Y Me?: They asked, and our dating columnist tries his best to give them the answers they need

Posted 8:05am on Wednesday, Feb. 01, 2012

I've maintained from the outset of this column that I'm not qualified to give advice on relationships. That being said, it's what I do every week. I'm just a normal (neurotic) guy, trying to share my thoughts (jaded world view) on how to build an honest (I advocate lying), lasting (all of my relationships fail) relationship, with someone you care about (want to have sex with). In that spirit, I thought I'd answer a couple of questions sent by readers.

Dear Yme?: Why do women always say they want a nice, honest, faithful, dependable man as a mate, but then they treat those kinds of guys like doormats and go for the jerk instead? I'm not a jerk. Should I pretend to be a jerk to fascinate the opposite sex? And is it psychically dangerous to go around pretending to be a jerk just to get laid?

Signed, Nice Guys Finish Last, 52, Fort Worth

Dear Nice Guys Finish Last,

You've touched on an age-old question: Do women prefer jerks over nice guys?

Women like confidence, and I think that accounts for the initial attraction. The reason women stay with jerks is because, at their hearts, women are caretakers and healers, and they want to be the one to "fix" a guy. This is, of course, a stupid idea, since most jerk-guys are also master manipulators and their confidence comes from a very insecure place.

The idea that you are just a hapless sweetheart is probably a myth. Chances are, you don't want to risk being rejected. Jerks don't care about rejection -- as I've elaborated in past columns, it's a numbers game to them.

To answer the second part of your question, yes, it is a dangerous game to pretend to be a jerk just to get laid. I'm not suggesting you shouldn't create a character, I just think that character should be a more confident version of yourself, not a jerk.

Women are more likely to fall for a guy who pursues them, not the wallflower who can't drum up a little machismo. Take a long, hard look in the mirror, and take some responsibility for your own happiness. And stop blaming women for being women.

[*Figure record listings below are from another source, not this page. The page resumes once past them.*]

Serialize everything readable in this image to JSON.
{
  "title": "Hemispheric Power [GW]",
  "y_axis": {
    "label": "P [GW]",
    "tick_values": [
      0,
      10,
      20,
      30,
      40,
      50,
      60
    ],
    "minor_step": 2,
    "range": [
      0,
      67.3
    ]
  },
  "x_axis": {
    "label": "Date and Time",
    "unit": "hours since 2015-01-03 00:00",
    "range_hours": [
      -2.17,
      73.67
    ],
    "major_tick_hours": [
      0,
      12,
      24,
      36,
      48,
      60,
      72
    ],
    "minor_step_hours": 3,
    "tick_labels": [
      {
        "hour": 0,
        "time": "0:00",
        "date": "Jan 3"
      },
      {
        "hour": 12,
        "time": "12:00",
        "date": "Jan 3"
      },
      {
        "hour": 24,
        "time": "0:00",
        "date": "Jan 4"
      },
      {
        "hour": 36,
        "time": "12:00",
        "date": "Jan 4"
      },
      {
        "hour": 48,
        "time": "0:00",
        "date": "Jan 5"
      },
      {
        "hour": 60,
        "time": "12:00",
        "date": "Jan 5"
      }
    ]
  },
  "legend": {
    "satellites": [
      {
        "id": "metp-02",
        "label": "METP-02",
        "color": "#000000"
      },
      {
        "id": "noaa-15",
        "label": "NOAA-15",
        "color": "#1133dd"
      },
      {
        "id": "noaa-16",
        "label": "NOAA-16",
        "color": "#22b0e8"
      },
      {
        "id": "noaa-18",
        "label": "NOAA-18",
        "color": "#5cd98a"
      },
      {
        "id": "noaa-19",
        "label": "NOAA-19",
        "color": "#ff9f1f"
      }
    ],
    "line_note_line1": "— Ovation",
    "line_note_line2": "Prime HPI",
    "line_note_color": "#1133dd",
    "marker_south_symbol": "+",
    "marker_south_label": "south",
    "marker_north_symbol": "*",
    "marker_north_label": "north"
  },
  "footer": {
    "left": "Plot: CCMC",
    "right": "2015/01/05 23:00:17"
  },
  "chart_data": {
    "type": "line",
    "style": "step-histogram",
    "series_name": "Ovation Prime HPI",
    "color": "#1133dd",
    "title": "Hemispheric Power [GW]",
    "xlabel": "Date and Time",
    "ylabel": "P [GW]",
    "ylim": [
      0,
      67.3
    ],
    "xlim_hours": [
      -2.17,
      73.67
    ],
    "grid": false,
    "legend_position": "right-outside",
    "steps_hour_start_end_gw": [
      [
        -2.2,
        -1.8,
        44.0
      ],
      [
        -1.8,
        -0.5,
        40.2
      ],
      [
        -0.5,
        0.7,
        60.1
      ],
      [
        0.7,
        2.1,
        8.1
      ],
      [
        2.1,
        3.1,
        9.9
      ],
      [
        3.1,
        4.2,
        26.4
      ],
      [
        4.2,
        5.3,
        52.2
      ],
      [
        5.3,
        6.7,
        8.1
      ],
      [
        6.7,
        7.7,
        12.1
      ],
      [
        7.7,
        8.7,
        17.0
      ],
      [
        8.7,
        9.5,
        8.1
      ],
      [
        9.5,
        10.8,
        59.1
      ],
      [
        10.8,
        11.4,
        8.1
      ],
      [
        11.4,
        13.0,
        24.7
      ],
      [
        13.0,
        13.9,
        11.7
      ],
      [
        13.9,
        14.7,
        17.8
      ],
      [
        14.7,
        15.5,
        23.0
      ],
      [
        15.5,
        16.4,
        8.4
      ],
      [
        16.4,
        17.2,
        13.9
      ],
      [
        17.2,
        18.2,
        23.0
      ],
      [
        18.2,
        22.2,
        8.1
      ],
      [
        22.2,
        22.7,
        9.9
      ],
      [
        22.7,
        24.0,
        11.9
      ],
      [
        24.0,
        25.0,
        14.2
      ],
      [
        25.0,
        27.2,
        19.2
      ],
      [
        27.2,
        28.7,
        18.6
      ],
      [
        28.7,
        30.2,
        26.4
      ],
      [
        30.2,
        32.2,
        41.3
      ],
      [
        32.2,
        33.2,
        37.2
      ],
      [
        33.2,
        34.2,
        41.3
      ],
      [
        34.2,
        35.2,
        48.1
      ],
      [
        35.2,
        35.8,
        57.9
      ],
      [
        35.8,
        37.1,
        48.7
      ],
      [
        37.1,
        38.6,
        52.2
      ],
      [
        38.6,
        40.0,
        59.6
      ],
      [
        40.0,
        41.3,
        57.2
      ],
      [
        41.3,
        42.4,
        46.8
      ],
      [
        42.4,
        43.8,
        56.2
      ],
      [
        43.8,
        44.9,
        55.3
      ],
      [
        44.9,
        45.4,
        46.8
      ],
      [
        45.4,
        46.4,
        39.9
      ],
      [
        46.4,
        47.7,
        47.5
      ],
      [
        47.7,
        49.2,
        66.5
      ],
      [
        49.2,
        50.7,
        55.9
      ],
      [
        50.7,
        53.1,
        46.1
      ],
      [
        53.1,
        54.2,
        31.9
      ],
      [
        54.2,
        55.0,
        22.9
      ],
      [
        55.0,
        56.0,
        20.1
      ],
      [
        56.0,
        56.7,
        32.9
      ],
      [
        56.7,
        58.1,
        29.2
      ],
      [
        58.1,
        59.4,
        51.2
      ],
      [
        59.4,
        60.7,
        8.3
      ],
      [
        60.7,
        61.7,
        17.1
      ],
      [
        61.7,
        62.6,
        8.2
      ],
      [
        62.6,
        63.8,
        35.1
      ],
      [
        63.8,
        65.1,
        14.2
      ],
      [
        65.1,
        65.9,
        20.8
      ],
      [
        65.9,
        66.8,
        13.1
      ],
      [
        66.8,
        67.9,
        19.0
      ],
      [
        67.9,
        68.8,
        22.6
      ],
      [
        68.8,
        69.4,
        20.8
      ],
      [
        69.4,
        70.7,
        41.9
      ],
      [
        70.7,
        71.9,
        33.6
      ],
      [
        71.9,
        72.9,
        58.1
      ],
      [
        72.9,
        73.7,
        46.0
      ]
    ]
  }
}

Dear Yme?: My boyfriend and his friends always joke around, and act like homosexuals. Sometimes, after a few drinks, I think they take it way too far. Is this normal behavior? And how can I put a stop to it?

Signed, Not What I Signed Up For, 23, Fort Worth

Dear Not What I Signed Up For,

There are a lot of possible explanations for that behavior. I don't think they are gay, but I also don't believe that sexuality is that black and white. I think it's a sliding scale. Maybe they are just too scared to confront their own sexual identities and compensate by acting stereotypically homosexual. This kind of behavior is offensive and juvenile. I think it's perfectly normal for them to explore their sexual identities, but they should do it without marginalizing gay people.

I don't know that there's a way to stop it, but I would certainly let them know you find it offensive. Maybe they'll grow out of it. Maybe they'll just give in to their urges and end up in a pile of man-flesh. The best thing you can do is be open about it, and try to start an honest dialogue. And if you really have questions as to which team your boyfriend bats for, try buying a sex toy and offer to give him what he seems to want. You'll find out a lot about him.